名古屋のテレビ局関係者の間で「ラグザス 侍ジャパンシリーズ2025 日本VS韓国」(11月15、16日=東京ドーム)が注目されている。15日はメ~テレ(テレビ朝日系)、16日はCBC(TBS系)で中継されるが「侍ジャパンと韓国の強化試合は名古屋でかなり盛り上がると思います」(地元放送関係者)と期待が高まっているのだ。

 今回の日韓戦出場メンバーは28人だが、中日からは12球団最多の4人が選出された。最多安打のタイトルを獲得した岡林勇希外野手(23)、最多セーブ賞の松山晋也投手(25)に加えて前回WBC優勝メンバーである高橋宏斗投手(22)、そしてルーキーからただ1人選ばれた金丸夢斗投手(22)といずれもドラゴンズファンに人気のある若手がそろう。それだけに「ドラゴンズの選手がこれだけ出るので名古屋の局としては楽しみ」(メ~テレ関係者)と高視聴率が見込まれている。
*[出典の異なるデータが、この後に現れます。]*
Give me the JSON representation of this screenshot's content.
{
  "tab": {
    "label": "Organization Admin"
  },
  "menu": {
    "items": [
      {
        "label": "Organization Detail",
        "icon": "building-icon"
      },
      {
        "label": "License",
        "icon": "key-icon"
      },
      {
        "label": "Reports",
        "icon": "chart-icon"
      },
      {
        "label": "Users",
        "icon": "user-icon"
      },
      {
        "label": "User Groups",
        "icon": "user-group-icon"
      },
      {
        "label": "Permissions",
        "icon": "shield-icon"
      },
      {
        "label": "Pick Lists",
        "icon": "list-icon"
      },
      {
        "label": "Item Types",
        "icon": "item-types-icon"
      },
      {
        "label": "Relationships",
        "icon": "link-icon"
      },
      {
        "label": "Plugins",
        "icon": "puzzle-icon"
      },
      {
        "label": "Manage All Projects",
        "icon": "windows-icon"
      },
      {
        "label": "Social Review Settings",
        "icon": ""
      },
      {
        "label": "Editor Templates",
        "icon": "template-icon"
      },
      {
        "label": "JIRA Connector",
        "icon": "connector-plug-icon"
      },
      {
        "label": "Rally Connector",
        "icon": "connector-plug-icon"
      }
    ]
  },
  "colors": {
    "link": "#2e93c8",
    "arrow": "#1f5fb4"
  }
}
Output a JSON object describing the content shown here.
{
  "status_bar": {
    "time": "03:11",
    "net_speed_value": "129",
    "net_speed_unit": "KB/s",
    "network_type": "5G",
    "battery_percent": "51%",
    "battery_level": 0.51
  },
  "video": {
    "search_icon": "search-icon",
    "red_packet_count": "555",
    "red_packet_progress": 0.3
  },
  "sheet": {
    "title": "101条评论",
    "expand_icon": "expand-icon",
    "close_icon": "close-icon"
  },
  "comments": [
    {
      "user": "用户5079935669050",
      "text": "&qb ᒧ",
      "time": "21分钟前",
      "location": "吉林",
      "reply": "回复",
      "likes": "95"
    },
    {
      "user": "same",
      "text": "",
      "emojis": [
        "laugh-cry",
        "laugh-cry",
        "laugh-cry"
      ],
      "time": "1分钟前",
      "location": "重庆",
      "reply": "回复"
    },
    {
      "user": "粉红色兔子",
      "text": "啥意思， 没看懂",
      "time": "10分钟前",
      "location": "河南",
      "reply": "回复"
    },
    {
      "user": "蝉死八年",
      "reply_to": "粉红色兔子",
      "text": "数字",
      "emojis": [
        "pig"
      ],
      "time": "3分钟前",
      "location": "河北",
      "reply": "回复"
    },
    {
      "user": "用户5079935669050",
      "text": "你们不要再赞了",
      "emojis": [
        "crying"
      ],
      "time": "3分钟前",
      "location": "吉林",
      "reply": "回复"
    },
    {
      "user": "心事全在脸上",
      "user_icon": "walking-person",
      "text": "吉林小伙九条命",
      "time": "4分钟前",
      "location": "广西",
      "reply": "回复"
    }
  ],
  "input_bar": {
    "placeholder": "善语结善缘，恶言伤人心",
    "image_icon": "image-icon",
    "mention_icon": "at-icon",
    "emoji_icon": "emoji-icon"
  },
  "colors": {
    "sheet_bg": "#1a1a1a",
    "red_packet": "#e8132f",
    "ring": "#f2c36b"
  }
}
 さらにヤングドラゴンズだけでなく、ドジャース・大谷翔平投手(31)の〝波及効果〟も期待されている。18日(現地時間17日)にNHK総合で放送された米大リーグのナ・リーグ優勝決定シリーズ第4戦、ドジャース対ブルワーズ戦の視聴率は大谷が3本塁打、7回途中無失点10奪三振と投打で歴史的な大活躍を遂げたこともあり、昼間の時間帯にもかかわらず瞬間最高で世帯20・5%、個人11・5%と高い数字を記録した(ビデオリサーチ調べ、関東地区)。

 今回の日韓戦には大谷を筆頭にメジャーリーガーは不参加となっているものの、来年3月に開催されるWBCのメンバー選考に向けて重要な意味を持つ試合であることに変わりはない。「前回のWBCで侍ジャパンが優勝した後、〝WBCを見てドラゴンズを見るようになりました〟という視聴者の方が結構多かったんです。大谷選手の活躍が大きかったですね」(CBC関係者)というように、大谷が話題になればなるほど野球人気を後押しする構図ができあがっている。

 25日(同24日)から始まるブルージェイズとのワールドシリーズで大谷が投打で異次元の活躍を見せれば、侍ジャパンへの関心はさらに高まるはず。その一方で中日は2012年を最後にクライマックスシリーズの出場がなく、ドラゴンズファンはずっとさびしい秋を過ごしている。来年のWBC出場につながる韓国戦で4人の中日選手が活躍すれば、少しは竜党の留飲も下がりそうだ。